1336308 – INFINITY (∞) and EMPTY SET (∅) are treated as if they were the same character by sort and uniq

Bug 1336308 - INFINITY (∞) and EMPTY SET (∅) are treated as if they were the same character by sort and uniq

Summary: INFINITY (∞) and EMPTY SET (∅) are treated as if they were the same character...

Keywords:
Status:	CLOSED NEXTRELEASE
Alias:	None
Product:	Fedora
Classification:	Fedora
Component:	glibc
Sub Component:
Version:	27
Hardware:	Unspecified
OS:	Unspecified
Priority:	unspecified
Severity:	unspecified
Target Milestone:	---
Assignee:	Mike FABIAN
QA Contact:	Fedora Extras Quality Assurance
Docs Contact:
URL:
Whiteboard:
Depends On:
Blocks:
TreeView+	depends on / blocked

Reported:	2016-05-16 07:06 UTC by Marco Motta
Modified:	2018-05-08 14:18 UTC (History)
CC List:	18 users (show)
Fixed In Version:	glibc-2.27-6.fc28
Clone Of:
Environment:
Last Closed:	2018-04-25 09:12:46 UTC
Type:	Bug
Embargoed:
Dependent Products:

Attachments	(Terms of Use)
minimal example (307 bytes, text/plain) 2016-05-16 08:25 UTC, Kamil Dudka	no flags	Details
View All

Links
System	ID	Private	Priority	Status	Summary	Last Updated
Sourceware	18978	0	'P2'	'NEW'	'The collation symbol “UNDEFINED” does not work as specified in the standard'	2019-12-06 16:25:25 UTC

Description Marco Motta 2016-05-16 07:06:46 UTC

Description of problem:

Infinite (∞) and empty set (∅) are treated as if he were the same character to sort and uniq

Version-Release number of selected component (if applicable):

coreutils-8.24-6.fc23.x86_64

How reproducible:

$ (echo "∅"; echo "∞"; echo "∅") | sort
∅
∞
∅

$ (echo "∅"; echo "∞"; echo "∅") | sort | uniq
∅


Steps to Reproduce:
1. Open a terminal (I use gnome-terminal)
2. Tpye the above commands
3. Read output

Actual results:

$ (echo "∅"; echo "∞"; echo "∅") | sort
∅
∞
∅

$ (echo "∅"; echo "∞"; echo "∅") | sort | uniq
∅


Expected results:

$ (echo "∅"; echo "∞"; echo "∅") | sort
∅
∞

$ (echo "∅"; echo "∞"; echo "∅") | sort | uniq
∅
∞


Additional info:

Comment 1 Kamil Dudka 2016-05-16 08:24:47 UTC

This is caused by strcoll(3) comparing those symbols as equal in the UTF-8 locale.  I am switching the component to glibc.  Minimal example attached.

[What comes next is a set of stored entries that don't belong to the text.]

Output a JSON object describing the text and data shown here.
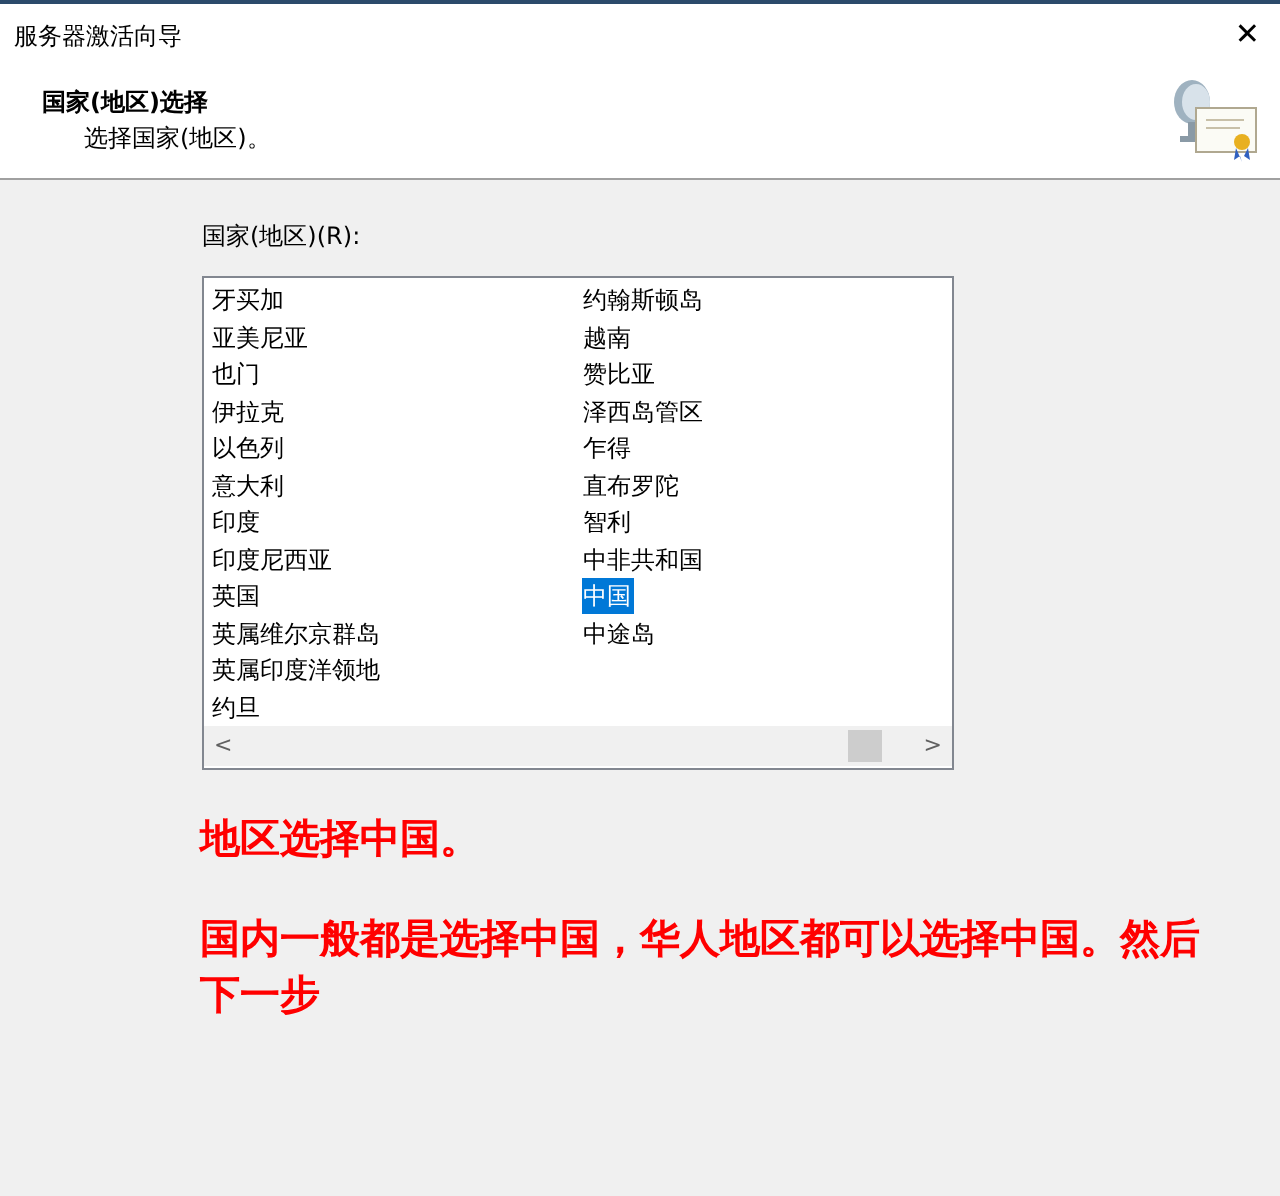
{
  "window": {
    "title": "服务器激活向导",
    "close": "✕"
  },
  "header": {
    "title": "国家(地区)选择",
    "subtitle": "选择国家(地区)。"
  },
  "country_list": {
    "label": "国家(地区)(R):",
    "scroll_left": "<",
    "scroll_right": ">",
    "items": [
      {
        "label": "牙买加",
        "selected": false
      },
      {
        "label": "亚美尼亚",
        "selected": false
      },
      {
        "label": "也门",
        "selected": false
      },
      {
        "label": "伊拉克",
        "selected": false
      },
      {
        "label": "以色列",
        "selected": false
      },
      {
        "label": "意大利",
        "selected": false
      },
      {
        "label": "印度",
        "selected": false
      },
      {
        "label": "印度尼西亚",
        "selected": false
      },
      {
        "label": "英国",
        "selected": false
      },
      {
        "label": "英属维尔京群岛",
        "selected": false
      },
      {
        "label": "英属印度洋领地",
        "selected": false
      },
      {
        "label": "约旦",
        "selected": false
      },
      {
        "label": "约翰斯顿岛",
        "selected": false
      },
      {
        "label": "越南",
        "selected": false
      },
      {
        "label": "赞比亚",
        "selected": false
      },
      {
        "label": "泽西岛管区",
        "selected": false
      },
      {
        "label": "乍得",
        "selected": false
      },
      {
        "label": "直布罗陀",
        "selected": false
      },
      {
        "label": "智利",
        "selected": false
      },
      {
        "label": "中非共和国",
        "selected": false
      },
      {
        "label": "中国",
        "selected": true
      },
      {
        "label": "中途岛",
        "selected": false
      }
    ]
  },
  "annotations": [
    "地区选择中国。",
    "国内一般都是选择中国，华人地区都可以选择中国。然后下一步"
  ]
}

Comment 2 Kamil Dudka 2016-05-16 08:25:25 UTC

Created attachment 1157805 [details]
minimal example

Comment 4 Kamil Dudka 2016-05-16 08:30:31 UTC

$ curl -JO 'https://bugzilla.redhat.com/attachment.cgi?id=1157805'
$ sh bz1336308.c
+ locale
LANG=en_US.utf8
LC_CTYPE=en_US.utf8
LC_NUMERIC="en_US.utf8"
LC_TIME="en_US.utf8"
LC_COLLATE=en_US.utf8
LC_MONETARY="en_US.utf8"
LC_MESSAGES="en_US.utf8"
LC_PAPER="en_US.utf8"
LC_NAME="en_US.utf8"
LC_ADDRESS="en_US.utf8"
LC_TELEPHONE="en_US.utf8"
LC_MEASUREMENT="en_US.utf8"
LC_IDENTIFICATION="en_US.utf8"
LC_ALL=
+ gcc bz1336308.c
+ ./a.out
strcoll("∞", "∅") = "0"
+ exit 0

Comment 5 Carlos O'Donell 2016-05-17 05:07:47 UTC

The en_US locale uses ISO/IEC 14651:2011 for collation.

ISO/IEC 14651:2011 doesn't contain collation rules for mathematical symbols, neither do the European Ordering rules (EOR) e.g. strcoll("∞", "∟") = "0".

If you want strict ordering by Unicode code point then you must use the C.utf8 lcoale which has forward sorting based on the code point.

I would have expected the localedata/locales/iso14651_t1_common <SPECIAL> section to cover all of the special characters we may wish to sort, including math characters. However, a quick review shows that it doesn't (despite some comments say that it will, which are probably wrong). I'm surprised that the unspecified characters (from the UTF-8 charmap) aren't simply sorted by code point by default.

Until then, this is a question of doing the upstream work to sort all of unsupported characters by code point, which may need some automation.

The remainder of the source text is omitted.